We investigate the properties of galaxies as they shut off star formation over the 4 billion years surrounding peak cosmic star formation. To do this, we categorize ∼7000 galaxies from 1 < z < 4 into 90 groups based on the shape of their spectral energy distributions (SEDs) and build composite SEDs with R ∼ 50 resolution. These composite SEDs show a variety of spectral shapes and also show trends in parameters such as color, mass, star formation rate, and emission-line equivalent width. Using emission-line equivalent widths and strength of the 4000 Å break, D(4000), we categorize the composite SEDs into five classes: extreme emission line, star-forming, transitioning, post-starburst, and quiescent galaxies. The transitioning population of galaxies shows modest Hα emission (EWREST ∼ 40 Å) compared to more typical star-forming composite SEDs at log10(M/Msol) ∼ 10.5 (EWREST ∼ 80 Å). Together with their smaller sizes (3 kpc vs. 4 kpc) and higher Sérsic indices (2.7 vs. 1.5), this indicates that morphological changes initiate before the cessation of star formation. The transitional group shows a strong increase of over 1 dex in number density from z ∼ 3 to z ∼ 1, similar to the growth in the quiescent population, while post-starburst galaxies become rarer at z < 1.5. We calculate average quenching timescales of 1.6 Gyr at z ∼ 1.5 and 0.9 Gyr at z ∼ 2.5 and conclude that a fast-quenching mechanism producing post-starbursts dominated the quenching of galaxies at early times, while a slower process has become more common since z ~ 2.

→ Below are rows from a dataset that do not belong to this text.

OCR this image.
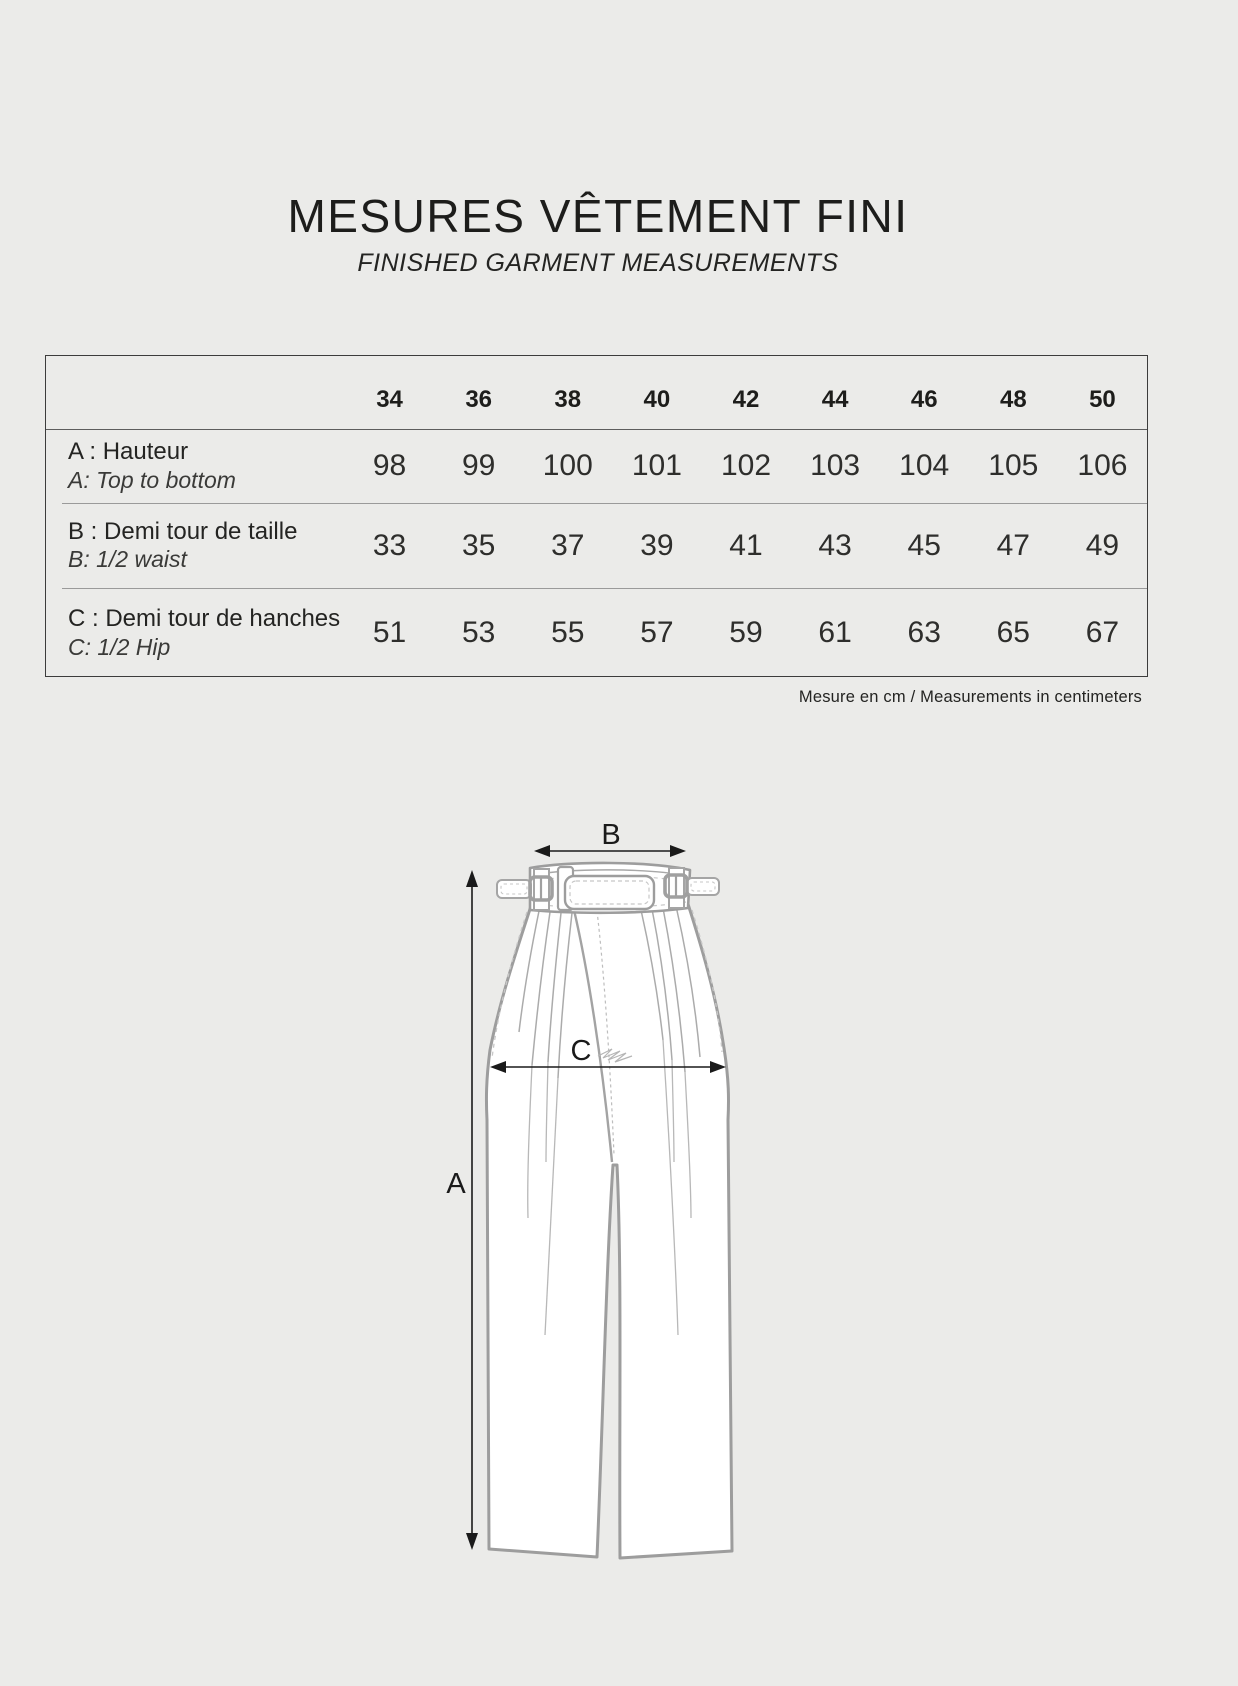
MESURES VÊTEMENT FINI
FINISHED GARMENT MEASUREMENTS
34	36	38	40	42	44	46	48	50
A : Hauteur
A: Top to bottom	98	99	100	101	102	103	104	105	106
B : Demi tour de taille
B: 1/2 waist	33	35	37	39	41	43	45	47	49
C : Demi tour de hanches
C: 1/2 Hip	51	53	55	57	59	61	63	65	67
Mesure en cm / Measurements in centimeters
B
C
A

Figure: Example composite SEDs for each of our classifications, plotted with vertical offsets for clarity. Emission line galaxies (ELGs; magenta), star-forming galaxies with (DSFG) and without (SFG) significant dust attenuation (blue), transition galaxies (TGs; green), post-starburst galaxies (PSBs; orange), and quiescent galaxies (QGs; red) are clearly distinguishable based on emission features and D(4000) strength.Figure: Morphological characteristics of galaxies in different composite SED classes. Top: Sérsic indices for galaxies in our sample according to mass and classification, color-coded as in previous figures. Points are slightly offset along the abscissa for clarity, and error bars show the 16%–84% range in values for analog galaxies in composite SEDs of the class and binned mass range. Bottom: size–mass plane for galaxies in our composite SEDs. The SF galaxies follow the size–mass relations from Allen et al. (2017) (thickgrayline) quite well, while at 1 < z < 3 all other classes are smaller in size for a given mass (left). At 2.5 < z < 4 (right), the ELGs have similar sizes, while PSBs are smaller. In both cases, the non-star-forming classes lie near the compactness selection criterion of Barro et al. (2013), shown as a dashed line.Figure: Comoving number densities of QGs (red), PSBs (orange), TGs (green), and mass-matched SFGs (blue) against redshift. Our results are consistent with the results from Wild et al. (2016), shown as hatched shaded regions. Results from NMBS (Whitaker et al. 2012a) are shown as non-hatched shaded regions. Notably, the shapes of the TG and QG curves appear quite similar, which is suggestive of them being along a similar evolutionary pathway. While both these tracks flatten out toward lower redshifts, the PSBs show strong evidence for a turnover around z ∼ 1.5.
We find evidence for galaxies with at least two quenching patterns. The greater and increasing number density of the TGs at low redshifts (0.5 dex larger than PSBs at z = 1.25) implies that this group/quenching pathway is becoming more common, while the PSBs are becoming rarer at z < 1.5. This is potentially due to a longer timescale associated with said pathway, on the order of 1.5 Gyr, a factor of 1.5–7 times longer than the post-starburst phase is expected to last, and which cannot have occurred before z ∼ 4. The process that brings SFGs into the green valley creates changes in galaxy color, sSFR, size, and Sérsic index. The morphologies of galaxies appear, on average, to begin evolution toward higher Sérsic index before star formation ceases.